Comments from Private Finance on the Bank of England’s Money and Credit and Effective Interest Rates data for March
04 May 2020
Shaun Church, Director at mortgage broker Private Finance, said:
“Greater political stability and certainty around Brexit helped to increase lending appetite at the start of the year, prompting buyers to push ahead with home purchases. But while mortgage approvals jumped at the beginning of 2020, fuelled by New Year optimism and low interest rates, March’s figures clearly show the initial impact of the pandemic on confidence in the market. It’s a sign of the times that April’s levels are likely to fall even further as people focus on health first and foremost before house purchases, and lenders adjust to the coronavirus crisis.
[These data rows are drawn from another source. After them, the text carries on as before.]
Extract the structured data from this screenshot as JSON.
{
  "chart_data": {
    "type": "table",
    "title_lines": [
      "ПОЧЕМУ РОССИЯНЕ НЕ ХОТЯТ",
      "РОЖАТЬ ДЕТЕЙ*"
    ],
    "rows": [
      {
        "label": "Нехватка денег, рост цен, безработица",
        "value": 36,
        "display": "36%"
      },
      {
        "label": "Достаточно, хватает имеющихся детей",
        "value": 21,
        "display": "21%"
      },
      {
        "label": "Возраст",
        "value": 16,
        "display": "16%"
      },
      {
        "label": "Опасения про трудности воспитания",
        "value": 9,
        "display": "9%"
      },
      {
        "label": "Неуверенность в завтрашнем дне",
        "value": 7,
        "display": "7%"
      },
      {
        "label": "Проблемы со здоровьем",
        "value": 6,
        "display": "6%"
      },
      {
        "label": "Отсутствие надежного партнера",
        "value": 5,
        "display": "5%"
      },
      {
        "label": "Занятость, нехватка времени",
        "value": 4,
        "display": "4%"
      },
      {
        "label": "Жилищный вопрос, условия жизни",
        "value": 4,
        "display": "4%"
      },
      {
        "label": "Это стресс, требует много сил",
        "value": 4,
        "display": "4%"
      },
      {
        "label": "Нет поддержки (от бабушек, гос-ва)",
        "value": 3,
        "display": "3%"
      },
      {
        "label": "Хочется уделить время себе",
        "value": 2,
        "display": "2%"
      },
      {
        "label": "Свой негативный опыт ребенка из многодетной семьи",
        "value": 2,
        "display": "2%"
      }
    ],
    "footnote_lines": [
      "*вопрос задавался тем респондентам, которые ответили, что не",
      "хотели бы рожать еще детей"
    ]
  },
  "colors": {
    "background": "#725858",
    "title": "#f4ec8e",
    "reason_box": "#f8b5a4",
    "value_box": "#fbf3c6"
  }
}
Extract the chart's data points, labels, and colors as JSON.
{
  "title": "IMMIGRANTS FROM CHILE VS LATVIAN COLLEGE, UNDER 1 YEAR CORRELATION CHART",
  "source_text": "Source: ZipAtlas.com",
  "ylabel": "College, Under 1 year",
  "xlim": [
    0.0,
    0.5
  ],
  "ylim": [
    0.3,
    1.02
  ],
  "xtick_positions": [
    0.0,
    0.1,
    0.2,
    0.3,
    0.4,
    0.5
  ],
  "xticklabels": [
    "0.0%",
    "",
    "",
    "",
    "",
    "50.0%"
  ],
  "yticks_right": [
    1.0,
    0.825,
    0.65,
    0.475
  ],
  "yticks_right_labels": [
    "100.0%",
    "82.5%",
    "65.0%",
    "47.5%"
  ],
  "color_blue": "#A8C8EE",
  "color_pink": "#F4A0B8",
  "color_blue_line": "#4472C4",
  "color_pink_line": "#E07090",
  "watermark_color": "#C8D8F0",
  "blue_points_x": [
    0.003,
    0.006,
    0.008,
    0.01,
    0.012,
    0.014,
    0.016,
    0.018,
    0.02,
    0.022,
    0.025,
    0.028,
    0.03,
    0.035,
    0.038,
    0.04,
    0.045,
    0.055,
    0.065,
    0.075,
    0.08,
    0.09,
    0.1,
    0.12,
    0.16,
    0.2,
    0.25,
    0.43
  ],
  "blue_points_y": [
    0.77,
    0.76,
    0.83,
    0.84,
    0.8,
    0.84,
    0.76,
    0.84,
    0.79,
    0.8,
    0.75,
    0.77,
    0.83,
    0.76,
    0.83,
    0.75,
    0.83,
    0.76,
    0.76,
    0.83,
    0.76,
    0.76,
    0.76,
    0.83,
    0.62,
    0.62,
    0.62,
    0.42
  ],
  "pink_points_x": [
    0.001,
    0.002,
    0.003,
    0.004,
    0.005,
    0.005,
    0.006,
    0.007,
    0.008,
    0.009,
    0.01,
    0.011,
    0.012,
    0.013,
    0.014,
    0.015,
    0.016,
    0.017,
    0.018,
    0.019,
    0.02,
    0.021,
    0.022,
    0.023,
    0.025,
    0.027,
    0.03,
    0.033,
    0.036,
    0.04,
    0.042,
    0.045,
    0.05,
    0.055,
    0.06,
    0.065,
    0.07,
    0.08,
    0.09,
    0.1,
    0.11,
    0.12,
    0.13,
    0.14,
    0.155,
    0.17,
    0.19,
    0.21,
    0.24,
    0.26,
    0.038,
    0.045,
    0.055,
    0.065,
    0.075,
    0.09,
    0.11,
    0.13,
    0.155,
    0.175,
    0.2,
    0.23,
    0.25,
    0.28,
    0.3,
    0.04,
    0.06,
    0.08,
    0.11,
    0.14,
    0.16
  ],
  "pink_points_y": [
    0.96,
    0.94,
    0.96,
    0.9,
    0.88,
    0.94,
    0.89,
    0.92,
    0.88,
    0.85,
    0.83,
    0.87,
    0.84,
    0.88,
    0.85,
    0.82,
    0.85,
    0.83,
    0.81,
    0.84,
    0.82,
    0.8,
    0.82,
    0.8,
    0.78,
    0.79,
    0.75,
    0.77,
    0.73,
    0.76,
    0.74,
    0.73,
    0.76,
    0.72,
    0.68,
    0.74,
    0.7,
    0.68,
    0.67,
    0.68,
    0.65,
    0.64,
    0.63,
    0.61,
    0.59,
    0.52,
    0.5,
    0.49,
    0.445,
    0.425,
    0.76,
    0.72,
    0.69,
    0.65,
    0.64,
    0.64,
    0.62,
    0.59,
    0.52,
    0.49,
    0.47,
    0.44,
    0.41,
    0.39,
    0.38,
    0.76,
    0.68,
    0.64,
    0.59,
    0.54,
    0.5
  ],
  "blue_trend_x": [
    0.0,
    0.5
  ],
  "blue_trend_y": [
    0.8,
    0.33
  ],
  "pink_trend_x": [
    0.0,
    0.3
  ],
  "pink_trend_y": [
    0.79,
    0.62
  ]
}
“The crucial question is: what will lending appetite look like as the lockdown starts to lift? How far mortgage providers are willing and able to lend to a population facing increased financial strain remains to be seen. However, it’s a testament to a robust market that average rates on two-year fixed mortgages were actually lower at the end of March than they were a year earlier, except for borrowers with a 5% deposit.*
“Both buyers and lenders will want to proceed with caution, but there may be better news on the horizon amid the uncertainty. After the initial shock of two Bank rate cuts and widespread requests for mortgage repayment holidays, lenders have been returning to the market in recent weeks by offering higher LTVs at lower rates. If restrictions on movement can be safely lifted, a degree of confidence should return and encourage more people to revisit home purchase plans they put on ice.
“Low rates will also prompt people to look at remortgaging, which is less restricted by social distancing and can stimulate a market rebound. However, long-term recovery will rely on banks, building societies and specialist lenders continuing to maintain low rates across a variety of LTV products to ensure all market segments are properly supported.”